Imagine you are working as a nurse at the intensive care department in a hospital. Statistics show you will hear 150 to 200 hospital alarms a day, of which approximately 90% is false. This creates a lot of unnecessary and avoidable amount of stress. Moreover, there might be a risk that legit hospital alarms would not stand out among the false hospital alarms. This also leads to stressful situations for patients and their families. Hospital alarms can also disrupt the development of premature babies. Although it is hard to imagine modern health care without these hospital alarms, they might be destructive in the situations as described above. Existing hospital alarms no longer provide sufficient safety.
One of the challenges is the amount of data in a electronic health record (EHR). Traditional models choose a limited number of variables, resulting in – either negative or positive – false hospital alarms. An effective alarm merely goes off when a serious complication evolves, a doctor recognizes the alarm as symptomatic for the said issue and the required expertise to address the issue at hand exists.
The Máxima Medisch Centrum and the Technical University in Eindhoven, the Netherland, are cooperating to tackle these problems. Algorithms can help ringing more useful hospital alarms. Data of sensors of someone’s breathing and heartbeat can be combined, which results in an alarm that rings 20 seconds earlier when detecting an irregularity of the breathing and the heartbeat. Through Machine Learning, relations and patterns can be recognized which would not be recognized by humans. For example, mathematical models are able to detect potentially dangerous movements of the premature babies in their incubators by linking these movements to previous situations. This type of Artificial Intelligence is able to learn “baselines” and consolidates real-time trends to process alarms. As a result, currently disintegrated hospital alarms could transform into a more undivided, patient-centered analytic monitoring model. In this modern approach, the core transfers from individual hospital alarms to an integrated set of data from all patient-related equipment.

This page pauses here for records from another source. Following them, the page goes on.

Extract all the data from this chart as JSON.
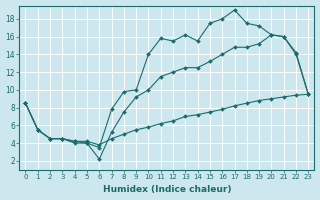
{
  "xlabel": "Humidex (Indice chaleur)",
  "xlim": [
    -0.5,
    23.5
  ],
  "ylim": [
    1,
    19.5
  ],
  "xticks": [
    0,
    1,
    2,
    3,
    4,
    5,
    6,
    7,
    8,
    9,
    10,
    11,
    12,
    13,
    14,
    15,
    16,
    17,
    18,
    19,
    20,
    21,
    22,
    23
  ],
  "yticks": [
    2,
    4,
    6,
    8,
    10,
    12,
    14,
    16,
    18
  ],
  "background_color": "#cce8ee",
  "grid_color": "#ffffff",
  "line_color": "#1a6b6b",
  "curves": [
    {
      "x": [
        0,
        1,
        2,
        3,
        4,
        5,
        6,
        7,
        8,
        9,
        10,
        11,
        12,
        13,
        14,
        15,
        16,
        17,
        18,
        19,
        20,
        21,
        22,
        23
      ],
      "y": [
        8.5,
        5.5,
        4.5,
        4.5,
        4.0,
        4.0,
        3.5,
        7.8,
        9.8,
        10.0,
        14.0,
        15.8,
        15.5,
        16.2,
        15.5,
        17.5,
        18.0,
        19.0,
        17.5,
        17.2,
        16.2,
        16.0,
        14.0,
        9.5
      ]
    },
    {
      "x": [
        0,
        1,
        2,
        3,
        4,
        5,
        6,
        7,
        8,
        9,
        10,
        11,
        12,
        13,
        14,
        15,
        16,
        17,
        18,
        19,
        20,
        21,
        22,
        23
      ],
      "y": [
        8.5,
        5.5,
        4.5,
        4.5,
        4.2,
        4.0,
        2.2,
        5.2,
        7.5,
        9.2,
        10.0,
        11.5,
        12.0,
        12.5,
        12.5,
        13.2,
        14.0,
        14.8,
        14.8,
        15.2,
        16.2,
        16.0,
        14.2,
        9.5
      ]
    },
    {
      "x": [
        0,
        1,
        2,
        3,
        4,
        5,
        6,
        7,
        8,
        9,
        10,
        11,
        12,
        13,
        14,
        15,
        16,
        17,
        18,
        19,
        20,
        21,
        22,
        23
      ],
      "y": [
        8.5,
        5.5,
        4.5,
        4.5,
        4.2,
        4.2,
        3.8,
        4.5,
        5.0,
        5.5,
        5.8,
        6.2,
        6.5,
        7.0,
        7.2,
        7.5,
        7.8,
        8.2,
        8.5,
        8.8,
        9.0,
        9.2,
        9.4,
        9.5
      ]
    }
  ]
}
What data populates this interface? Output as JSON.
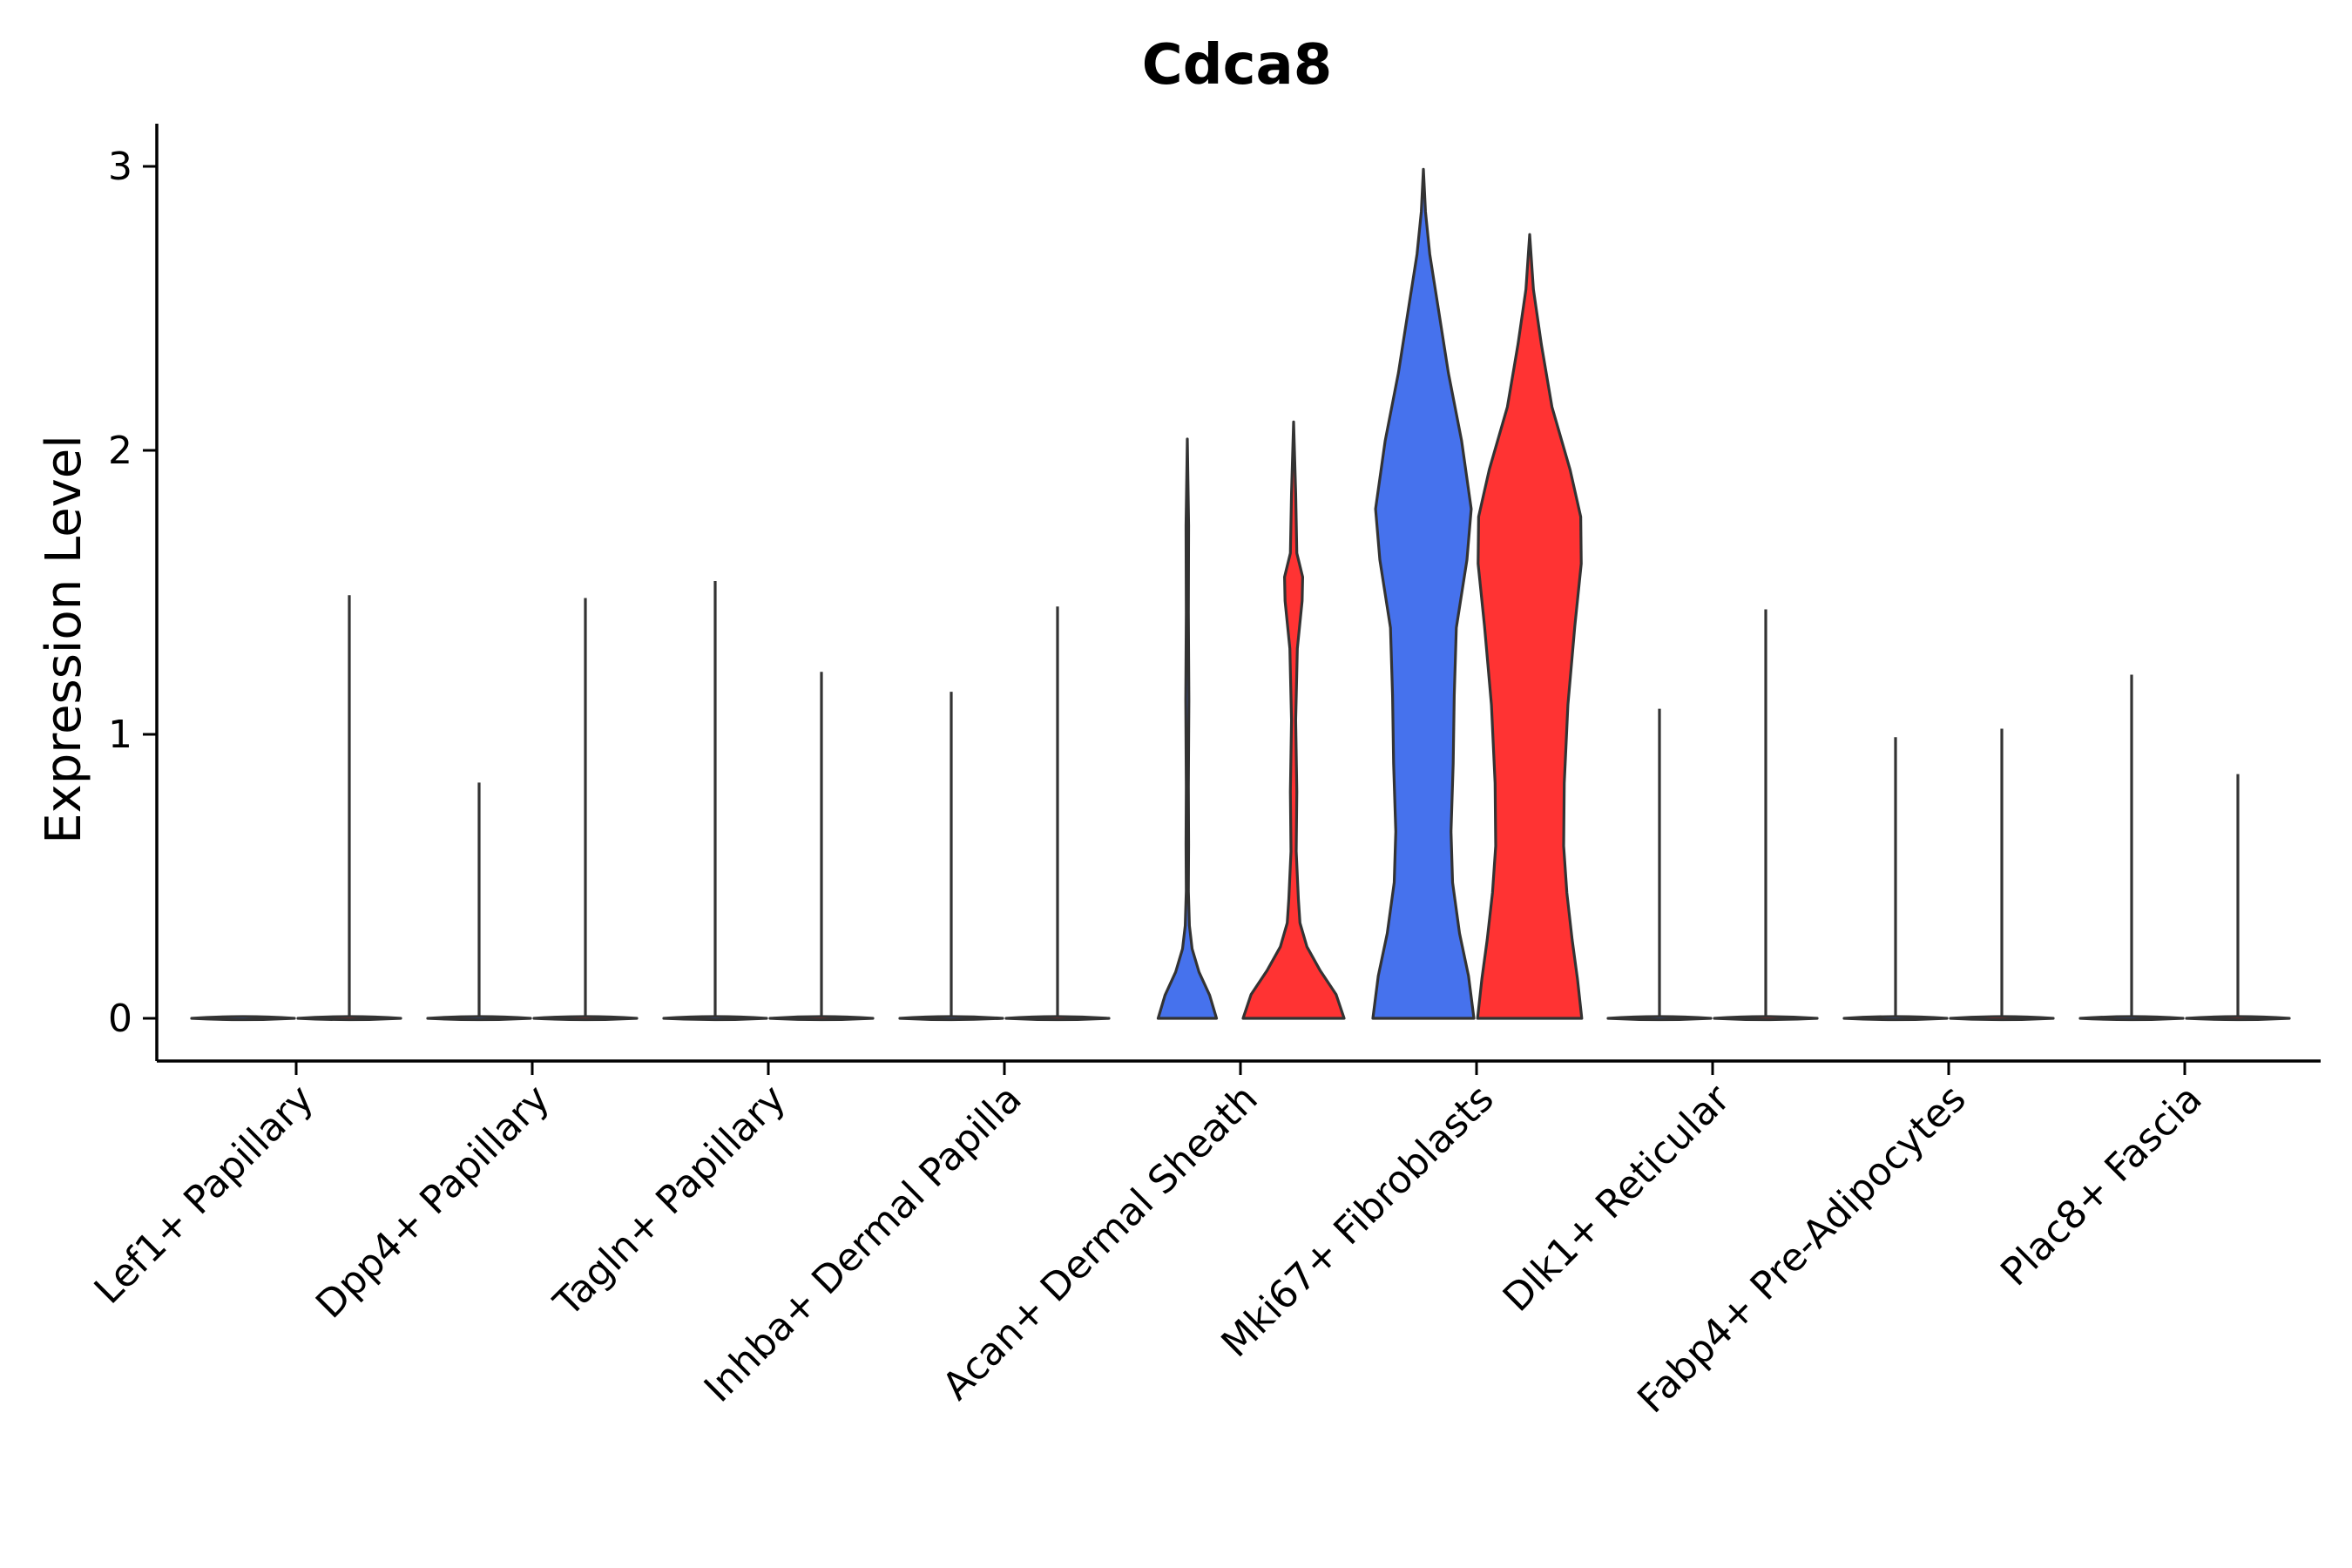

Some of these solutions can already be implemented, while others would take years before they become beneficial. This can be caused by strict regulations for medical equipment. However, Machine Learning could really help to prevent the negative consequences of a hospitalization.
Sources:
Rajkomar, A., Oren, E., Chen, K., Dai, A., Hajaj, N., Hardt, M., Liu, P., Liu, X., Marcus, J., Sun, M., Sundberg, P., Yee, H., Zhang, K., Zhang, Y., Flores, G., Duggan, G., Irvine, J., Le, Q., Litsch, K., Mossin, A., Tansuwan, J., Wang, D., Wexler, J., Wilson, J., Ludwig, D., Volchenboum, S., Chou, K., Pearson, M., Madabushi, S., Shah, N., Butte, A., Howell, M., Cui, C., Corrado, G. and Dean, J. (2018). Scalable and accurate deep learning with electronic health records. NPJ Digital Medicine, 1(1).
Chopra, V. and McMahon, L. (2014). Redesigning Hospital Alarms for Patient Safety. JAMA, 311(12), p.1199.
Nederlandse Omroep Stichting. Slimme algoritmes moeten ‘alarmstress’ in ziekenhuis voorkomen. Derived from:
https://nos.nl/artikel/2298745-slimme-algoritmes-moeten-alarmstress-in-ziekenhuis-voorkomen.html

Dear Juliëtte,
A friend of mine studies Medical School and we were touching upon the subject of machine learning in healthcare yesterday. We thought about the many possibilities in which machine learning can improve healthcare, just like you say in this article. We did not talk about hospital alarms or premature babies so I enjoyed reading about more possibilities.
Although there is a lot of potential, I can also imagine one troubling downside. If the AI or ML system decides wrongly, there is no one to take the blame. Family of patients will not accept that their relative is harmed or died because of an AI or ML system that decided wrongly. Although humans make mistakes as well, human mistakes are more acceptable to people than the idea that a robot made a mistake but a human perhaps would have done better if they handled it. If incidents happen, patients will demand to be cared for by humans rather than robots or ML systems…
Either way, it is important that data scientists find their way towards healthcare. Perhaps University should start some tracks for students towards this study path.